Hope light

A few weeks back I was talking with a friend about death.  He told me about some main cultural expectations and traditions of his people.  The basics include the grieving family not bathing, washing their clothes, no cleaning, no opening of curtains, doors or windows, and no cooking for 7 days.  His people are expected to, and allowed to grieve hard out in those first 7 days.  The biggest thing he shared, that really smacked me hard in more places than one, was this: Other people cook and bring food in for the grieving family.

So many things made sense for me after feeling the impact of “other people cook and bring food in for the grieving family”.  I have struggled hard out with cooking here at home – since Dec 2018.  I’ve bought food – I’ve chucked it out.  I’ve replaced chucked out food – and then chucked that out too. I hit another low – a depression that was overwhelmingly bewildering because I’d actually sought so called “professional” help for my inability to get my relationship with food sorted.

Again, and after meeting with alleged professional and stating what it was that I needed the actual help with, I was presented with her version of events and her version of what I actually needed to get through to the other side.  I felt devastated – that again, my self-knowledge wasn’t acceptable to an alleged professional – I felt enraged, that again the “pill” being offered was more about her lack of skills required to assist someone as intelligent as me, through what I needed help navigating.  I felt so many things that are no longer foreign to me in terms of so called “professional people & their services”.

More exact – I was allowed to again feel less than.  I was allowed to again feel the impact of being told that it was her way or the highway.  I was being told that I couldn’t possible know what I need in order to heal because the alleged professional knew way more about this kind of gig than what I / the ‘average’ person could ever know!

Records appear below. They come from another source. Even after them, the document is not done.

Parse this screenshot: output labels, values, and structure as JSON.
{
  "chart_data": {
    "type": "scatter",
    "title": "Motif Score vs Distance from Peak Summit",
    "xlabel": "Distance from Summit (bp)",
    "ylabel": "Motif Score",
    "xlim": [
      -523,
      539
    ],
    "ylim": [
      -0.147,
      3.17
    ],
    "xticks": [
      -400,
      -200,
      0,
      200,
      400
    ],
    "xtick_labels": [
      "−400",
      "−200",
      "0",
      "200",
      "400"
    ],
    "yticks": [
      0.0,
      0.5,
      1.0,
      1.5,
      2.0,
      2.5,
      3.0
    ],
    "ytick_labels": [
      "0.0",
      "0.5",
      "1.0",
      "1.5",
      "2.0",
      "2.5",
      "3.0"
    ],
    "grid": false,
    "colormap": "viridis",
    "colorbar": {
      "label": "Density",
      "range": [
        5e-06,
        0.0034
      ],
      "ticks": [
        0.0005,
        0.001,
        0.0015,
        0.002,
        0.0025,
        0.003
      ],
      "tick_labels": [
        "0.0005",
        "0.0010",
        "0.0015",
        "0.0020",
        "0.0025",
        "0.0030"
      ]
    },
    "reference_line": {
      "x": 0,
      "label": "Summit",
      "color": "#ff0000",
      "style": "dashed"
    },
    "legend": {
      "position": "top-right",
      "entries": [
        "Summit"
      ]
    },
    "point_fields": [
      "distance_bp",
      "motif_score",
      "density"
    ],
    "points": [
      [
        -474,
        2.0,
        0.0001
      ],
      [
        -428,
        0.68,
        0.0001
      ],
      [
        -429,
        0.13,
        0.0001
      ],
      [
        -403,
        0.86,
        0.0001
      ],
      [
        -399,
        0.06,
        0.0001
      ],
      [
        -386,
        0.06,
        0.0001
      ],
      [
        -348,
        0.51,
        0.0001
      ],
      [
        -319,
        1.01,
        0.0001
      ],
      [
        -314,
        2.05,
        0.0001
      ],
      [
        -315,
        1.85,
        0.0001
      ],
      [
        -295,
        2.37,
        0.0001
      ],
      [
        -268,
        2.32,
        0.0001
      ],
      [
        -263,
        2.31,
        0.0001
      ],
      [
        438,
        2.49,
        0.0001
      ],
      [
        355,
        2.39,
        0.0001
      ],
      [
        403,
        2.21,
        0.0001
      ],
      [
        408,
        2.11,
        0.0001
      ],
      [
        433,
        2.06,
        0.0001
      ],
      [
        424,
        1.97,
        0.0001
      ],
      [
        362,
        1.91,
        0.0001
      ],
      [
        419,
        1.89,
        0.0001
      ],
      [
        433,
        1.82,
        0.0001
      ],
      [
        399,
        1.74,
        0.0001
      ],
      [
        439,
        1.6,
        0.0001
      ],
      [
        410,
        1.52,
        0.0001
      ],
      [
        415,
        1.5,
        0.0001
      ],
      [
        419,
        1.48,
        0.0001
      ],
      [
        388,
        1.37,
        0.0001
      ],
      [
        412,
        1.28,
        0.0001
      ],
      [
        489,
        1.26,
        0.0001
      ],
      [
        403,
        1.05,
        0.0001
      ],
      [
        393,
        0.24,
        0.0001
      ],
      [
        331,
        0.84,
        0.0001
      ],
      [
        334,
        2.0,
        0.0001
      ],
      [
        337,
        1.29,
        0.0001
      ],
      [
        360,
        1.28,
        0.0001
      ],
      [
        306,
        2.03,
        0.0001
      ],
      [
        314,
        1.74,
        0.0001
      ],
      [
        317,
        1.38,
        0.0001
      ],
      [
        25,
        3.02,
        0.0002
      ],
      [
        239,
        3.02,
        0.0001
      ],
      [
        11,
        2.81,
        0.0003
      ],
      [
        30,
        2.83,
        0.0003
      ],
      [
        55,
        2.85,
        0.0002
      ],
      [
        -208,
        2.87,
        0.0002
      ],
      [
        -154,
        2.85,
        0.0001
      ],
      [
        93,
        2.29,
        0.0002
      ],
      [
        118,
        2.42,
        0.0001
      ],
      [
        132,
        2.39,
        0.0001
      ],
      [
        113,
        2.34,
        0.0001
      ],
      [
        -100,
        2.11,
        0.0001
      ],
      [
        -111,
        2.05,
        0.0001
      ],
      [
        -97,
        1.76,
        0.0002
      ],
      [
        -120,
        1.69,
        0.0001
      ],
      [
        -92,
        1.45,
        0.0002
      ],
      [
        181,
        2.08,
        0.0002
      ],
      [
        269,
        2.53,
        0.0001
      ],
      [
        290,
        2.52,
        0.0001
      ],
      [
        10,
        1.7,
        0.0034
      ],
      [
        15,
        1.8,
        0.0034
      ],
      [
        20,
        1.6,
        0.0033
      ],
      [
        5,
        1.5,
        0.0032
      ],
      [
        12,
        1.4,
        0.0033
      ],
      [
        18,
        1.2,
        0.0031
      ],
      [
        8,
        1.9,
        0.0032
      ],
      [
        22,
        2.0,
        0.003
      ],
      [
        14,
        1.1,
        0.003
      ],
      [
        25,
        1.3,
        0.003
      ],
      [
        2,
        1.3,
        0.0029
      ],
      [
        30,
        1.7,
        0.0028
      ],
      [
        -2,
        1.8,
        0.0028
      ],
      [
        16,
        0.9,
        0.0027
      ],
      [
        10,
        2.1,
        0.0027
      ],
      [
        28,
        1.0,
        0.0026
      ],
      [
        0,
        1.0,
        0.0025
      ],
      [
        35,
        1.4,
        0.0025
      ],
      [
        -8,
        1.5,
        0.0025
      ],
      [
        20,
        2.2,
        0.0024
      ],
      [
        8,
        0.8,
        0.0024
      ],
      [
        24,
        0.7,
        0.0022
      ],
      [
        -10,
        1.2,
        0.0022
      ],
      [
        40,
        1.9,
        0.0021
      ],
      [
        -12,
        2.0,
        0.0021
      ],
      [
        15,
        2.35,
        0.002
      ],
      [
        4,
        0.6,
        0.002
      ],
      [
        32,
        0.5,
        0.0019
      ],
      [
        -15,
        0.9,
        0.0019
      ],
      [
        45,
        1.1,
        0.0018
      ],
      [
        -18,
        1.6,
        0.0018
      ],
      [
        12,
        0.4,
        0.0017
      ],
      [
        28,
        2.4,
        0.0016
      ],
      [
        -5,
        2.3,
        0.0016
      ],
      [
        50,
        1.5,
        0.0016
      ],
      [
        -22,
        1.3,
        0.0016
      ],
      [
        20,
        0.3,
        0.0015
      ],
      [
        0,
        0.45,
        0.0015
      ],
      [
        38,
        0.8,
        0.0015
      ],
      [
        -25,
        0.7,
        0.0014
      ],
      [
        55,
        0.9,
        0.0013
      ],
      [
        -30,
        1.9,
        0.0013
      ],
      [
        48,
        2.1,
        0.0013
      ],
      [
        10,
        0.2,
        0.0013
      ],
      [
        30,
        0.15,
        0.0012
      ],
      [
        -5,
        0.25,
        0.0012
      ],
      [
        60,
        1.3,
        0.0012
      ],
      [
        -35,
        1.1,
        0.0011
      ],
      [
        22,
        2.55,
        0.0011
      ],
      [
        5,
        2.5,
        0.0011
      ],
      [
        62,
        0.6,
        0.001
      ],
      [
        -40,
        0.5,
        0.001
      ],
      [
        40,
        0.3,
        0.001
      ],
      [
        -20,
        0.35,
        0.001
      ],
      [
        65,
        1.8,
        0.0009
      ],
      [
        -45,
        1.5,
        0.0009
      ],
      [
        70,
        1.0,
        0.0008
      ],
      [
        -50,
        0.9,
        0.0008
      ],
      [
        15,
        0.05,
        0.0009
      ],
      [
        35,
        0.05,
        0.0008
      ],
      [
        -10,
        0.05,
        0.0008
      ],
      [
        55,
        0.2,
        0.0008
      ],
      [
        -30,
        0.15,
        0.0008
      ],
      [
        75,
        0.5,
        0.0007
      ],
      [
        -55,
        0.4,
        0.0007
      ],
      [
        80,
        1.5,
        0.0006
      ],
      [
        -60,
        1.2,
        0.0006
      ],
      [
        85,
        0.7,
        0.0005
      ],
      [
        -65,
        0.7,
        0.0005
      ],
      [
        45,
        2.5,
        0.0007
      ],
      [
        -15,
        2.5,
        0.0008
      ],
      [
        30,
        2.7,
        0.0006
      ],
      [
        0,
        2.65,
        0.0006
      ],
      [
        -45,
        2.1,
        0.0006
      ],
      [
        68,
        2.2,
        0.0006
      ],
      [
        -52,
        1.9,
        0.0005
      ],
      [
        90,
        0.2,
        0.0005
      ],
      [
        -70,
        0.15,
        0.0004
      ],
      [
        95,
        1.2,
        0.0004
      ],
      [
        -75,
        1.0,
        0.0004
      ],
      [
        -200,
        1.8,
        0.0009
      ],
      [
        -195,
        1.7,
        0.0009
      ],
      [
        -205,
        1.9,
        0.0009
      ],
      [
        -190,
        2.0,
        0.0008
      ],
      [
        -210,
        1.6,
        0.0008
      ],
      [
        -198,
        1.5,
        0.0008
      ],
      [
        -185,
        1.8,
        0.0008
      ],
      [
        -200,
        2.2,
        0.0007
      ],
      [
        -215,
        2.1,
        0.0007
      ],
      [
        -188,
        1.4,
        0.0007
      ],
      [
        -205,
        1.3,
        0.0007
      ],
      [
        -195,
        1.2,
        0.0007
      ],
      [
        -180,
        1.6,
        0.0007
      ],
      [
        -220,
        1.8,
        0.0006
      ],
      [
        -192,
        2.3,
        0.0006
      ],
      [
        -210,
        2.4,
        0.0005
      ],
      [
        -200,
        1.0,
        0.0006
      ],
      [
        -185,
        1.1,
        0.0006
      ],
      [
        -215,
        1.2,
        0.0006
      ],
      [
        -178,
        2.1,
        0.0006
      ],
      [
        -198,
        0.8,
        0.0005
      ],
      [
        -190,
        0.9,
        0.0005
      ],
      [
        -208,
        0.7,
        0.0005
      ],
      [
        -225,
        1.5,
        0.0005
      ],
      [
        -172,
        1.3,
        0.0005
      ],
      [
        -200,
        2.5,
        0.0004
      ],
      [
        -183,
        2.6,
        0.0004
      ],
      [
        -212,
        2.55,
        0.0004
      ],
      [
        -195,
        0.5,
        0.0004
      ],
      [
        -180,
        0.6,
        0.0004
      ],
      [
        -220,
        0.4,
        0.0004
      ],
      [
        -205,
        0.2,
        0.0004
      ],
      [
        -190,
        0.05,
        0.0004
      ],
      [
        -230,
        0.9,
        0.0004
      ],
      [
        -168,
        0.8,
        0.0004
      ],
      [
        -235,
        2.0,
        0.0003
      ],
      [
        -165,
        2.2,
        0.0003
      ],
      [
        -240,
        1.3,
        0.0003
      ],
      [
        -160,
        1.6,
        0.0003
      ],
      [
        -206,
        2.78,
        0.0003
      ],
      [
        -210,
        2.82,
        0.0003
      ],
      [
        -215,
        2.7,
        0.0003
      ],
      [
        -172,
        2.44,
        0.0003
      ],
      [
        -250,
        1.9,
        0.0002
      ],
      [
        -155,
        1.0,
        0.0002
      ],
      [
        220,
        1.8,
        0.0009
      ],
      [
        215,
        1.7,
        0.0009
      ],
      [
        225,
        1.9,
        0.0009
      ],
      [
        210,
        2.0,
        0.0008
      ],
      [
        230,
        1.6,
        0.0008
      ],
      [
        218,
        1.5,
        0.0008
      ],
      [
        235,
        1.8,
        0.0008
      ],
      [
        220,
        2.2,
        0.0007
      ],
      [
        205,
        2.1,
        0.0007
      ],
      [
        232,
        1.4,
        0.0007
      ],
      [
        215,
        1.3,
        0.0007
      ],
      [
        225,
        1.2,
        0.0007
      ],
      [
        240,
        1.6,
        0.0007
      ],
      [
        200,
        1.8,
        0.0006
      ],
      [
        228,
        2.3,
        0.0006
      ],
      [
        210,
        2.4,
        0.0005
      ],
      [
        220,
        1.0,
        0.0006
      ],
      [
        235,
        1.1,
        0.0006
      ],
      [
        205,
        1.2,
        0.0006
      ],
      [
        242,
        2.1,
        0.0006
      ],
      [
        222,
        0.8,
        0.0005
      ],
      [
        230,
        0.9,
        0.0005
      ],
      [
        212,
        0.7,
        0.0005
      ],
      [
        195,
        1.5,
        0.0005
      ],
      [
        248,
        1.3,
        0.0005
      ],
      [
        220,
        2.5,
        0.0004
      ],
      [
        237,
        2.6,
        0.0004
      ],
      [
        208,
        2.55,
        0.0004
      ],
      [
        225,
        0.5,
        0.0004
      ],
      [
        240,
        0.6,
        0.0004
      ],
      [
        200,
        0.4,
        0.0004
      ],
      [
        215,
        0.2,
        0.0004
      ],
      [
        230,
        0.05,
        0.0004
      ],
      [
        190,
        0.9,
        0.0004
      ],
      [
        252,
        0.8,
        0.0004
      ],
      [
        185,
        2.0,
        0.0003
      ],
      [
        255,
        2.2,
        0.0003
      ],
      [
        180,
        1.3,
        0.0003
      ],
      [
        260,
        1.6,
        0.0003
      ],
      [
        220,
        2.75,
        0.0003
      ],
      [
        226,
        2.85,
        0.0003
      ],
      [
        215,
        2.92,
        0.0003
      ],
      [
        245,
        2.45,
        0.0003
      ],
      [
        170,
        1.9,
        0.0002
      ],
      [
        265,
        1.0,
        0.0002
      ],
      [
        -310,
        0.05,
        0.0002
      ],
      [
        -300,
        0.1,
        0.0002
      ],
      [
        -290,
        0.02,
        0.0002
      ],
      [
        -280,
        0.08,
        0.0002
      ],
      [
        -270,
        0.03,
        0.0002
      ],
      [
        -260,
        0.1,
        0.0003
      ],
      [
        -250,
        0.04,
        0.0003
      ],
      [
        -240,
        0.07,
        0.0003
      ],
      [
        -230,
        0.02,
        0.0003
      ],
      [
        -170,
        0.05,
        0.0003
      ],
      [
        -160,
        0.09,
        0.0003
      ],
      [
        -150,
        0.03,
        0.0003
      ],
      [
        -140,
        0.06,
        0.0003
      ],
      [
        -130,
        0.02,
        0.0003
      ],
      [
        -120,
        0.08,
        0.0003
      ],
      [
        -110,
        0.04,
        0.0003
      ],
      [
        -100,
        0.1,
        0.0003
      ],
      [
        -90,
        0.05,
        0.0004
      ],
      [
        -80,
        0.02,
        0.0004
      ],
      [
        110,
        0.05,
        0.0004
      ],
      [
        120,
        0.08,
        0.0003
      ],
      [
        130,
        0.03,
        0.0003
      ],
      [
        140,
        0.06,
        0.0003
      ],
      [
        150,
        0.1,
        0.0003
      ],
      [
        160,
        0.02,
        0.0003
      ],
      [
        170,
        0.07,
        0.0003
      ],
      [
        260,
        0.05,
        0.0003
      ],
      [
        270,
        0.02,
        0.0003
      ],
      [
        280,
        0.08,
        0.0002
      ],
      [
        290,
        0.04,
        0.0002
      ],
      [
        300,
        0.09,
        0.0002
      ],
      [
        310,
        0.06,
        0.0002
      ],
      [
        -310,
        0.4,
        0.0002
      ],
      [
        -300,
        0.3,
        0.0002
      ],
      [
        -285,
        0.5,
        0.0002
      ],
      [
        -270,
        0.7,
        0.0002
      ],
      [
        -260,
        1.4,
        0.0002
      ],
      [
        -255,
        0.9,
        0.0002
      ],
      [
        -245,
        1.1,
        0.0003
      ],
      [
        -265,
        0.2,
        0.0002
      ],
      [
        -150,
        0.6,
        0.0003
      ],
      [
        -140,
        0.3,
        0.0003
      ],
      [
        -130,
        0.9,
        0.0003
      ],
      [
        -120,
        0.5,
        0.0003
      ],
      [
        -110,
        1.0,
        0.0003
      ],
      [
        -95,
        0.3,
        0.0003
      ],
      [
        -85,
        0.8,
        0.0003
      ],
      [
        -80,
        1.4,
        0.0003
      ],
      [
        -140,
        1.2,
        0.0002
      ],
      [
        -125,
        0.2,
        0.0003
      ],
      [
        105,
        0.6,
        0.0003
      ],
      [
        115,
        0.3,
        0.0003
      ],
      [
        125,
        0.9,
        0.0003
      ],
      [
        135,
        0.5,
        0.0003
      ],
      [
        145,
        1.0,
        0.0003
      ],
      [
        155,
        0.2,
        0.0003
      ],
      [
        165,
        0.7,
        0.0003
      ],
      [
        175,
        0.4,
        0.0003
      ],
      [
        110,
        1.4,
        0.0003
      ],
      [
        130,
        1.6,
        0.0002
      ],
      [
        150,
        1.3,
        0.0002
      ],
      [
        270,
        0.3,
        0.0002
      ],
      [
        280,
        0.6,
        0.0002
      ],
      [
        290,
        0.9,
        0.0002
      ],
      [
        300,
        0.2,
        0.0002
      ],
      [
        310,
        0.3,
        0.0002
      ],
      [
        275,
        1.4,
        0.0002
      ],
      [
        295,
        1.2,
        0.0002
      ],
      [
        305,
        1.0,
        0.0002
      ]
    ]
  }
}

And I came to realise that I wasn’t desperate enough – or even dumb enough this time to take on the impressions of another human being regardless of the letters after their name that only prove they handed in and passed exams at the end of the day – it proves nothing as to their ability to actually work with other human beings.  I came to realise that again, I was going to have to navigate this scary as fuck waka out of an abysmal storm that at that stage, I wasn’t even sure I wanted to survive.

And yet – I kept paddling.

Directionless for sure – I just kept paddling.

I held the light of hope for myself.

And from Dec through to April I became a regular at the Drive-Thru of McDonalds, Burger King and KFC.  They were the people that cooked for me.  They were the people who held that space so that I could somehow keep finding the courage needed to show up in the mirror each day.

I felt so ashamed of myself for being unable to prepare and cook food here at home.  I felt so ashamed full stop.  I felt ashamed for being unable to get the right amount of words together in a structured form so that other people could hear me – or even so that they would hear me.  I felt so misunderstood – again and again and again.  I felt so trapped and isolated.  I felt so bewildered that for all the “open mindedness” of the so called spiritual people – nobody heard me.  Nobody caught me.  Nobody cared enough to become involved – to sit with me and to ask me what I needed and to then be willing (or even able to) hold that space so I could get in there – into me – and do what was needed to be done.

If I didn’t fit the criteria of other services – I couldn’t be helped or supported or assisted.  If I challenged / questioned (it’s the same thing people) the perceived “integrity” or “ability” of such skilled person or persons I was told something else unhelpful to me ….

And this went on over and over and over again for bloody months!

To my own credit – which isn’t the same as letting the people who failed me off the hook,  I joined a gym, knowing that if I was going to continue eating via Drive-Thru’s I’d better step up the exercise.  And I kept that news to myself because I didn’t want to then have to hear all the assumptions people would make about me doing so – nobody would have thought to have asked me “why’d you do that?”.  And when I told people – they didn’t ask.

A few more weeks later, and I’m having that conversation with my friend about his people etc …  And it all started clicking into alignment.  I had a conversation with myself later that night – I told myself that the grieving had been going on long enough now – and that it was time to step up the self-care regarding food.  I contracted myself to cook kai (food) at home twice a week – and to gradually build it up.  I told myself that I wasn’t cutting myself off from the process of grief – I told myself that I was creating some space so I could eat at home again.

And I’ve been cooking at home.  My fridge is still empty as – so there’s a way to go.  However I cook dinner at home and eat it at home almost every night.  I ensure I get a hot choc into me every morning.  And I have some toast during the day.

It is overwhelming some days to be as afraid of food as I can be.

It is also overwhelming that I still fall through so many cracks in the proverbial concrete that is called counselling & psychology because they’re not skilled enough to work with me, and I know it.

Boxing has saved me. I’ll write about that soon.